葬儀・告別式に臨む際の会葬者の心得

葬儀・告別式に臨む際の会葬者の心得

通夜の場合は開始時間よりも早く着かないことがマナーとされていますが、葬儀・告別式はその逆ですね。10分くらい前には到着し開始時間には受付を済ませておくのがマナーとなります。

葬儀・告別式の場合は、式の後の火葬場に時間予約がされているため、式は必ず時間通りに始まるのです。遅れて到着し式の途中から参列したり、出棺間際に到着してあわただしくお別れをするのでは喪主や遺族、世話係に迷惑をかけることになりますし、故人の前で申し訳ないですよね。心を落ち着けて参列し、故人の冥福を心よりお祈りしたいものですから、必ず余裕をもって出発したいものですね。
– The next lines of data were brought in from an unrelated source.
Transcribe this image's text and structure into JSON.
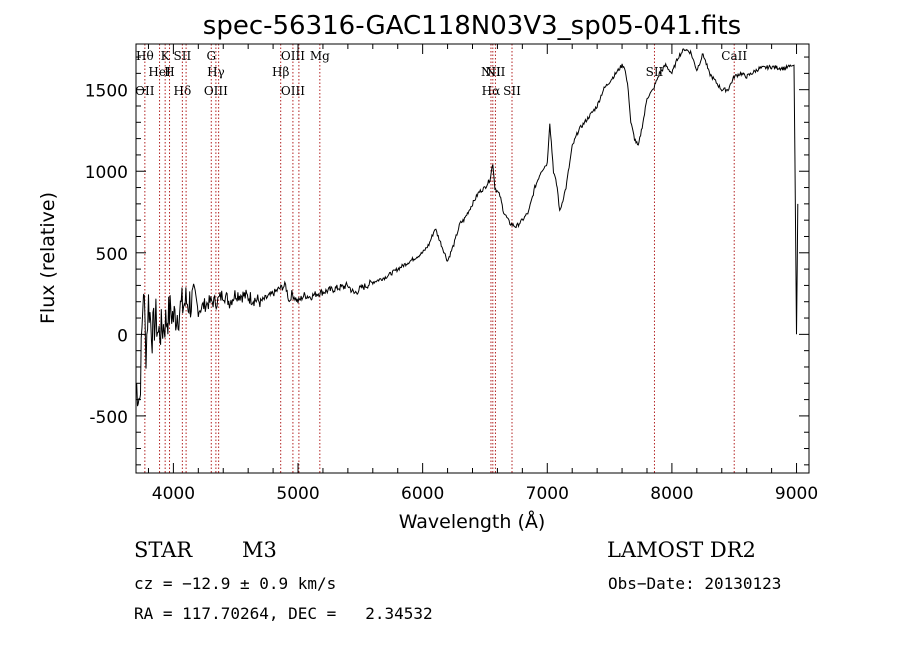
{
  "chart_data": {
    "type": "line",
    "title": "spec-56316-GAC118N03V3_sp05-041.fits",
    "xlabel": "Wavelength (Å)",
    "ylabel": "Flux (relative)",
    "xlim": [
      3700,
      9100
    ],
    "ylim": [
      -850,
      1780
    ],
    "xticks": [
      "4000",
      "5000",
      "6000",
      "7000",
      "8000",
      "9000"
    ],
    "yticks": [
      "-500",
      "0",
      "500",
      "1000",
      "1500"
    ],
    "grid": false,
    "series": [
      {
        "color": "#000000",
        "x": [
          3700,
          3730,
          3760,
          3780,
          3800,
          3830,
          3860,
          3880,
          3920,
          3950,
          3980,
          4000,
          4050,
          4100,
          4150,
          4200,
          4250,
          4300,
          4350,
          4400,
          4450,
          4500,
          4600,
          4700,
          4800,
          4850,
          4900,
          4930,
          4950,
          5000,
          5050,
          5100,
          5150,
          5200,
          5300,
          5400,
          5450,
          5500,
          5600,
          5700,
          5800,
          5900,
          6000,
          6050,
          6100,
          6150,
          6200,
          6250,
          6300,
          6330,
          6400,
          6450,
          6500,
          6540,
          6563,
          6580,
          6620,
          6650,
          6700,
          6750,
          6800,
          6850,
          6900,
          6950,
          7000,
          7020,
          7050,
          7080,
          7100,
          7150,
          7200,
          7250,
          7300,
          7350,
          7400,
          7450,
          7500,
          7550,
          7600,
          7620,
          7650,
          7670,
          7700,
          7730,
          7780,
          7800,
          7850,
          7900,
          7950,
          8000,
          8050,
          8100,
          8150,
          8200,
          8250,
          8300,
          8350,
          8400,
          8450,
          8500,
          8550,
          8600,
          8700,
          8800,
          8900,
          8980,
          9000,
          9010
        ],
        "y": [
          -300,
          -400,
          300,
          -100,
          200,
          0,
          100,
          0,
          50,
          100,
          150,
          100,
          150,
          200,
          200,
          150,
          180,
          200,
          200,
          250,
          200,
          250,
          230,
          200,
          250,
          280,
          300,
          200,
          250,
          200,
          240,
          230,
          250,
          260,
          280,
          300,
          250,
          280,
          320,
          350,
          400,
          450,
          500,
          550,
          650,
          550,
          450,
          550,
          680,
          700,
          800,
          870,
          900,
          950,
          1050,
          900,
          850,
          750,
          680,
          660,
          700,
          750,
          900,
          1000,
          1050,
          1300,
          1000,
          900,
          750,
          900,
          1150,
          1250,
          1300,
          1350,
          1400,
          1500,
          1550,
          1600,
          1650,
          1640,
          1500,
          1300,
          1200,
          1150,
          1350,
          1450,
          1500,
          1600,
          1650,
          1600,
          1700,
          1750,
          1730,
          1620,
          1720,
          1600,
          1550,
          1500,
          1500,
          1580,
          1600,
          1580,
          1630,
          1640,
          1630,
          1650,
          0,
          800
        ]
      }
    ],
    "lines": [
      {
        "x": 3771,
        "upper": "Hθ",
        "lower": "OII"
      },
      {
        "x": 3889,
        "upper": "HeI",
        "lower": ""
      },
      {
        "x": 3934,
        "upper": "K",
        "lower": ""
      },
      {
        "x": 3969,
        "upper": "H",
        "lower": ""
      },
      {
        "x": 4072,
        "upper": "SII",
        "lower": "Hδ"
      },
      {
        "x": 4102,
        "upper": "",
        "lower": ""
      },
      {
        "x": 4304,
        "upper": "G",
        "lower": ""
      },
      {
        "x": 4341,
        "upper": "Hγ",
        "lower": "OIII"
      },
      {
        "x": 4363,
        "upper": "",
        "lower": ""
      },
      {
        "x": 4861,
        "upper": "Hβ",
        "lower": ""
      },
      {
        "x": 4959,
        "upper": "OIII",
        "lower": "OIII"
      },
      {
        "x": 5007,
        "upper": "",
        "lower": ""
      },
      {
        "x": 5175,
        "upper": "Mg",
        "lower": ""
      },
      {
        "x": 6548,
        "upper": "NII",
        "lower": "Hα"
      },
      {
        "x": 6563,
        "upper": "",
        "lower": ""
      },
      {
        "x": 6584,
        "upper": "NII",
        "lower": ""
      },
      {
        "x": 6717,
        "upper": "",
        "lower": "SII"
      },
      {
        "x": 7860,
        "upper": "SII",
        "lower": ""
      },
      {
        "x": 8500,
        "upper": "CaII",
        "lower": ""
      }
    ]
  },
  "info": {
    "object": "STAR",
    "subclass": "M3",
    "survey": "LAMOST DR2",
    "cz": "cz = −12.9 ± 0.9 km/s",
    "obs_date": "Obs−Date: 20130123",
    "coords": "RA = 117.70264, DEC =   2.34532"
  }
}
さて、会場についてまずすることは受付です。深く一礼をし、簡潔に弔意(お悔やみのことば)を述べます。芳名帳に記入をし、香典を持参している場合は受付係に差し出します。たとえ受付係が知り合いでも私語は慎みます。他の人から香典を預かってきている場合は「お預かりしてきました」とひとこと添えて自分の名前と共にその人の名前も記帳します。代理出席の記帳の仕方は、自分の名前ではなく出席できなかった本人の名前を書きその横に「代」と小さく書き添えます。

席は通常は案内係が案内してくれるのですが、特に指示がない場合は着順が原則なので前の人に続いて着席します。知り合いを見つけた場合でも、話しかけるのはタブーです。「式場でのあいさつは目礼」を心得て、目が合ったら目礼であいさつをするだけにします。むやみに遺族に声をかけるのはやめた方がいいですね。「故人を偲ぶ気持ちが一番のマナー」ということです。

ところで最近はほとんどが葬儀・告別式は同時に行われますが、別々に行われることもあります。一般会葬者はどちらに、またはどちらも参列すべきでしょうか。答えは、「告別式のみ参列する」です。葬儀は遺族や親族のみで営まれるものなので、特に申し出がない場合には、一般の会葬者は告別式から参列するのが普通なのだそうです。

告別式の終了後、出棺の前に遺族は故人と最後の対面をしますが、故人と親しいつきあいのあった人ならば遺族に申し出て対面させてもらっても良いようです。ただし、あまりの悲しみで取り乱してしまう可能性を感じるのであれば辞めた方がいいのかもしれません。